Frère cadet d’un « bienheureux », adjoint de l’évêque d’Oran au moment de sa mort, père-maître d’un moine de Tibéhirine au noviciat: à Oran, ils ont partagé avec l’AFP leurs souvenirs de quelques uns des 19 religieux assassinés en Algérie et béatifiés samedi.
– Henri Vergès, par son frère Pierre Vergès
Henri Vergès ne « venait que tous les 2-3 ans en France », se souvient son frère Pierre, 81 ans. « C’était un sévère avec lui-même, il ne prenait pas des vacances facilement », dit-il. « A mesure que le temps passait, il savait qu’il y avait des risques, mais il s’en remettait à la providence », raconte-t-il. Le convaincre de rentrer? « Non, il y avait des sujets sur lesquels on pouvait lui faire entendre raison, mais là c’était trop sérieux ».
« Il était là-bas par vocation, tant que la réalité l’imposait, il allait de l’avant », résume son cadet de sept ans. Il n’est pas resté en Algérie « par attrait, c’était un austère », mais parce qu’il « voulait être là où il y avait des nécessités ». Samuel Vergès, fils de Pierre et neveu d’Henri, se souvient d’un « oncle qui arrivait d’une autre planète » à chaque retour en France.
Il se rappelle également du « choc pour la famille », alors qu’il était encore adolescent, à l’annonce de l’assassinat de son oncle, abattu en mai 1994 dans sa bibliothèque de la Casbah d’Alger. « Tout le monde était conscient des risques mais ce fut le premier religieux (chrétien) à être assassiné en Algérie », souligne-t-il.

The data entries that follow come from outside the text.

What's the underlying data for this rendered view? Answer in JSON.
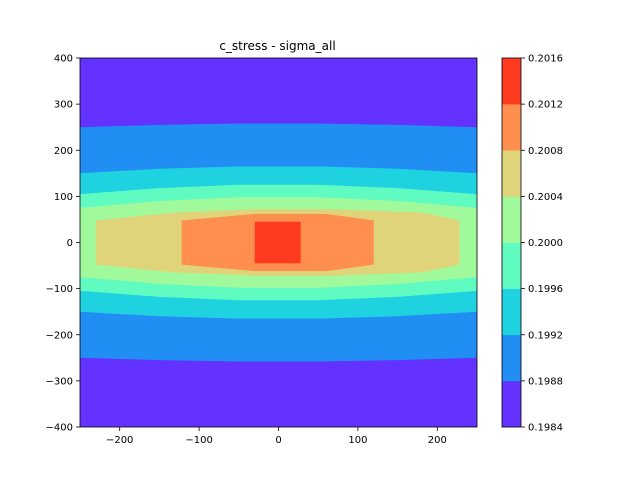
{
  "chart_data": {
    "type": "contourf",
    "title": "c_stress - sigma_all",
    "xlim": [
      -250,
      250
    ],
    "ylim": [
      -400,
      400
    ],
    "x_ticks": [
      -200,
      -100,
      0,
      100,
      200
    ],
    "y_ticks": [
      -400,
      -300,
      -200,
      -100,
      0,
      100,
      200,
      300,
      400
    ],
    "x_tick_labels": [
      "−200",
      "−100",
      "0",
      "100",
      "200"
    ],
    "y_tick_labels": [
      "−400",
      "−300",
      "−200",
      "−100",
      "0",
      "100",
      "200",
      "300",
      "400"
    ],
    "colorbar": {
      "levels": [
        0.1984,
        0.1988,
        0.1992,
        0.1996,
        0.2,
        0.2004,
        0.2008,
        0.2012,
        0.2016
      ],
      "tick_labels": [
        "0.1984",
        "0.1988",
        "0.1992",
        "0.1996",
        "0.2000",
        "0.2004",
        "0.2008",
        "0.2012",
        "0.2016"
      ],
      "colors": [
        "#6432fe",
        "#208ef2",
        "#1fd2e0",
        "#60fbc0",
        "#a0fa9b",
        "#e0d47b",
        "#ff8f4f",
        "#ff3b1f"
      ]
    },
    "bands": [
      {
        "level_index": 1,
        "polygon": [
          [
            -250,
            250
          ],
          [
            -150,
            255
          ],
          [
            -50,
            258
          ],
          [
            50,
            258
          ],
          [
            150,
            255
          ],
          [
            250,
            250
          ],
          [
            250,
            -250
          ],
          [
            150,
            -255
          ],
          [
            50,
            -258
          ],
          [
            -50,
            -258
          ],
          [
            -150,
            -255
          ],
          [
            -250,
            -250
          ]
        ]
      },
      {
        "level_index": 2,
        "polygon": [
          [
            -250,
            150
          ],
          [
            -150,
            160
          ],
          [
            -50,
            165
          ],
          [
            50,
            165
          ],
          [
            150,
            160
          ],
          [
            250,
            150
          ],
          [
            250,
            -150
          ],
          [
            150,
            -160
          ],
          [
            50,
            -165
          ],
          [
            -50,
            -165
          ],
          [
            -150,
            -160
          ],
          [
            -250,
            -150
          ]
        ]
      },
      {
        "level_index": 3,
        "polygon": [
          [
            -250,
            105
          ],
          [
            -150,
            118
          ],
          [
            -50,
            125
          ],
          [
            50,
            125
          ],
          [
            150,
            118
          ],
          [
            250,
            105
          ],
          [
            250,
            -105
          ],
          [
            150,
            -118
          ],
          [
            50,
            -125
          ],
          [
            -50,
            -125
          ],
          [
            -150,
            -118
          ],
          [
            -250,
            -105
          ]
        ]
      },
      {
        "level_index": 4,
        "polygon": [
          [
            -250,
            75
          ],
          [
            -150,
            90
          ],
          [
            -50,
            98
          ],
          [
            50,
            98
          ],
          [
            150,
            90
          ],
          [
            250,
            75
          ],
          [
            250,
            -75
          ],
          [
            150,
            -90
          ],
          [
            50,
            -98
          ],
          [
            -50,
            -98
          ],
          [
            -150,
            -90
          ],
          [
            -250,
            -75
          ]
        ]
      },
      {
        "level_index": 5,
        "polygon": [
          [
            -230,
            48
          ],
          [
            -130,
            65
          ],
          [
            -30,
            72
          ],
          [
            70,
            72
          ],
          [
            180,
            65
          ],
          [
            228,
            48
          ],
          [
            228,
            -48
          ],
          [
            180,
            -65
          ],
          [
            70,
            -72
          ],
          [
            -30,
            -72
          ],
          [
            -130,
            -65
          ],
          [
            -230,
            -48
          ]
        ]
      },
      {
        "level_index": 6,
        "polygon": [
          [
            -122,
            48
          ],
          [
            -30,
            62
          ],
          [
            60,
            62
          ],
          [
            120,
            48
          ],
          [
            120,
            -48
          ],
          [
            60,
            -62
          ],
          [
            -30,
            -62
          ],
          [
            -122,
            -48
          ]
        ]
      },
      {
        "level_index": 7,
        "polygon": [
          [
            -30,
            45
          ],
          [
            28,
            45
          ],
          [
            28,
            -45
          ],
          [
            -30,
            -45
          ]
        ]
      }
    ]
  }
}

-Monseigneur Pierre Claverie, par son vicaire général le père Thierry Becker
Le principal souvenir que garde le père Thierry Becker, curé d’Oran depuis 1962, de Monseigneur Pierre Claverie, alors évêque d’Oran, c’est « la manière dont il parlait avec vérité et humilité ». Mgr Claverie « savait accueillir tout le monde et chaque personne qu’il accueillait était la plus importante de la journée », explique celui qui fut son vicaire général (adjoint) pendant sept ans et jusqu’à sa mort.
« Il disait que nos mots sont empreints de toute une histoire (franco-algérienne) qui les déforme », mais pour lui, « il ne s’agissait pas de mettre de côté ce qui nous sépare, mais de s’accueillir les uns les autres avec respect ». Le curé de 84 ans se souvient que « bien sûr, on avait peur, à l’époque » de la guerre civile en Algérie, mais « l’expérience montre qu’il y a une force plus forte que la peur, pour nous c’est la présence du Seigneur Jésus dans notre vie ».
Comme Mgr Claverie, le père Becker n’a lui non plus « jamais » pensé à partir: « Pourquoi aurais-je dû quitter ceux auprès de qui je me suis engagé alors qu’eux sont dans la détresse? »
-Frère Christophe, moines de Tibéhirine, par la sœur Bénédicte de la Croix
Le père Victor Bourdeau, 82 ans, fut le père-maître (le responsable des novices) du frère Christophe, un des moines de Tibéhirine, lors du noviciat de ce dernier à Tamié, abbaye cistercienne des Alpes françaises. « Christophe, c’était un passionné: en 1968 il a abandonné la religion entièrement, avant d’y revenir, entièrement », à travers les pauvres et l’abbé Pierre, se souvient-il. « Quand il faisait quelque chose il le faisait entièrement ».
« Ce qui me rattache à lui, c’est d’être resté avec les populations dans des épisodes de violences », estime le père Bourdeau qui a connu la violence dans l’est de la République démocratique du Congo (RDC) en 1996, « année de l’assassinat » de Christophe, note-t-il. « Pour les frères, ce n’est pas de l’héroïsme, quand on vit avec une population qui souffre, on reste avec elle », affirme celui qui est désormais abbé de Tamié.
A ses côtés, se tient sœur Bénédicte de la Croix, 60 ans. Alors qu’elle était professeure de philosophie, cette Cistercienne est « entrée en religion » en 2000 après avoir « rencontré les écrits de Frère Christophe », auteur d’une abondante correspondance et de poèmes.
Frère Christophe était « un homme amoureux de Dieu », dit-elle. « D’habitude les hommes ont dû mal à le dire, par pudeur, lui le disait ouvertement ». « C’est devenu mon grand frère », confie-t-elle dans un grand sourire.